Fairly often I come across a science news article about some study that correlates behavioral/mental health with some kind of somatic manifestation. There’s a term that many bandy around, “psychosomatic,” often used superciliously to indicate that one’s pains are somehow made up in one’s mind. However, pain is a very personal, neurological experience that makes objectivity difficult to assess. A recent headline I saw posits a link between loneliness in women and a higher incidence of breast cancer. To assume without qualification, for a moment, that there is a mechanism behind this observation, I was thinking about what that might be. The intuitive reaction is often to assume that it may be through inaction that the brain/body might not fight aggressive cancer cell growth if the loneliness is associated with less than optimal brain function (as is easy to imagine). However, what happens when we think about this in the opposite way? What if the mechanism of action is similar to programmed organism death? What if, in detecting a sub-optimal neurological state, the brain actively contributes to a condition that makes it susceptible to a parasitic toxin such as cancer cells?
This is all firmly in the domain of a gedanken experiment at the moment, but I bet there is some research that investigates several of these issues and potentially how they might work together to understand this. To extend these vagaries further, understanding may lead to effective treatment that could be as simple as “being social” or “making oneself happy.” Mechanism unknown, perhaps, these kinds of simple things may have far greater ramifications for our psychosomatic health (in the non-pejorative way).
Update: the original article will be published in a journal called Cancer Prevention Research.
It’s difficult to find time to write with some reasonable estimation of quality on a variety of topics in which I’m interested. I’ve meant to write about the Tour de France, the confirmation process of Sonia Sotomayor, and a variety of scientific topics. One difficulty I’ve found is not being able to discuss my work in a meaningful manner on an informal website such as this. I prefer to let my formal talks and (hopefully soon) published papers to communicate interesting results or explored ideas, and I think that peer reviewed science is still the best model, despite something so seductively democratic as the arXiv model of publication, which would be a nightmare to sort through. So there’s an apparent lack of science-related stuff on here, simply for these reasons.

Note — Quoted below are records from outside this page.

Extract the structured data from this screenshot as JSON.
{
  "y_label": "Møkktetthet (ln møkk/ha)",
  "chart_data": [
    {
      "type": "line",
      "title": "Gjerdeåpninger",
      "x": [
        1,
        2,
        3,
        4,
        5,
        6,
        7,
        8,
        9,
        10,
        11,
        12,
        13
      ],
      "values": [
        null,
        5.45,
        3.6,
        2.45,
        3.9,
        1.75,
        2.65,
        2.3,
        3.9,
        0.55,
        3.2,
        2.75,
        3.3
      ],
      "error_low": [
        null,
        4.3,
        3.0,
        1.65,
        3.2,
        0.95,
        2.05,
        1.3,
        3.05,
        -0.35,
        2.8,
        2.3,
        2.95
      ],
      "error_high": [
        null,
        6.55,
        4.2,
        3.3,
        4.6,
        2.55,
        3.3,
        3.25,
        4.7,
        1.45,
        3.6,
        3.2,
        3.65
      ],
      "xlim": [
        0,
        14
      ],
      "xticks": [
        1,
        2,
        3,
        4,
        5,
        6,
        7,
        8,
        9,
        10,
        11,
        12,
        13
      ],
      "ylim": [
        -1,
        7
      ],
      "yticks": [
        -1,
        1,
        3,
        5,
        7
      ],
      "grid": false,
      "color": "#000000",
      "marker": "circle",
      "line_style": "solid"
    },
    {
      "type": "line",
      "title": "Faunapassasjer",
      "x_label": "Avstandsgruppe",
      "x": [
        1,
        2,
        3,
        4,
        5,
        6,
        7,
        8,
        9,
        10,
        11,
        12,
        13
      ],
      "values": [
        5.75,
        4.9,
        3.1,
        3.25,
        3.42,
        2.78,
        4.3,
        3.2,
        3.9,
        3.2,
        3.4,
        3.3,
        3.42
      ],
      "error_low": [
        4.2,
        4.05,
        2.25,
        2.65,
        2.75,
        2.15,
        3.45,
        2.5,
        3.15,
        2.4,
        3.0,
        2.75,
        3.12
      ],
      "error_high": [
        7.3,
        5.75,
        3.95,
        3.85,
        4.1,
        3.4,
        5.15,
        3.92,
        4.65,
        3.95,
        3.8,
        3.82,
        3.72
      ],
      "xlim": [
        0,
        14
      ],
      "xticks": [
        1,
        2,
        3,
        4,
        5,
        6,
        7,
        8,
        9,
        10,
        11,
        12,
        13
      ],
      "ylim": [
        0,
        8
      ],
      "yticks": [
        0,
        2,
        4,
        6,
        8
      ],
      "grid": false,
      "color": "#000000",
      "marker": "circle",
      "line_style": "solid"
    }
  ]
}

One thing I think I can write about, briefly, is the publication process that I’m currently learning about for the first time in my scientific career. I recently submitted a manuscript with two collaborators to a journal that specializes in computational science, and it was out for peer review about a month ago. We recently received comments back from just the first of two external reviewers, who are not affiliated with the journal directly but presumably experts in the area of research that we are in.
For this first reviewer, the respectfulness of the written comments and questions was greatly appreciated, and I proceeded to incorporate changes and answer questions from that reviewer. The second reviewer apparently did not submit comments to the authors (us), but upon inquiring about this, it turns out that the second reviewer simply did not fill out the review form correctly and the comments to the editors were allowed to be forwarded. The tone of the comments was more caustic, almost accusatory, though there were several valuable points that were made. The reviewer made a few comments that were not at all constructive, simply providing an opinion without any possible suggestions for meeting his or her otherwise arbitrary criteria. I refrain from giving examples here due to confidentiality. Finally, the reviewer was simply wrong about the guidelines of the journal itself in at least one comment that was made, which makes satisfactory revision on this point impossible. Given the tone of this reviewer’s argument, I expect a difficult task in appeasing him or her for the revised submission.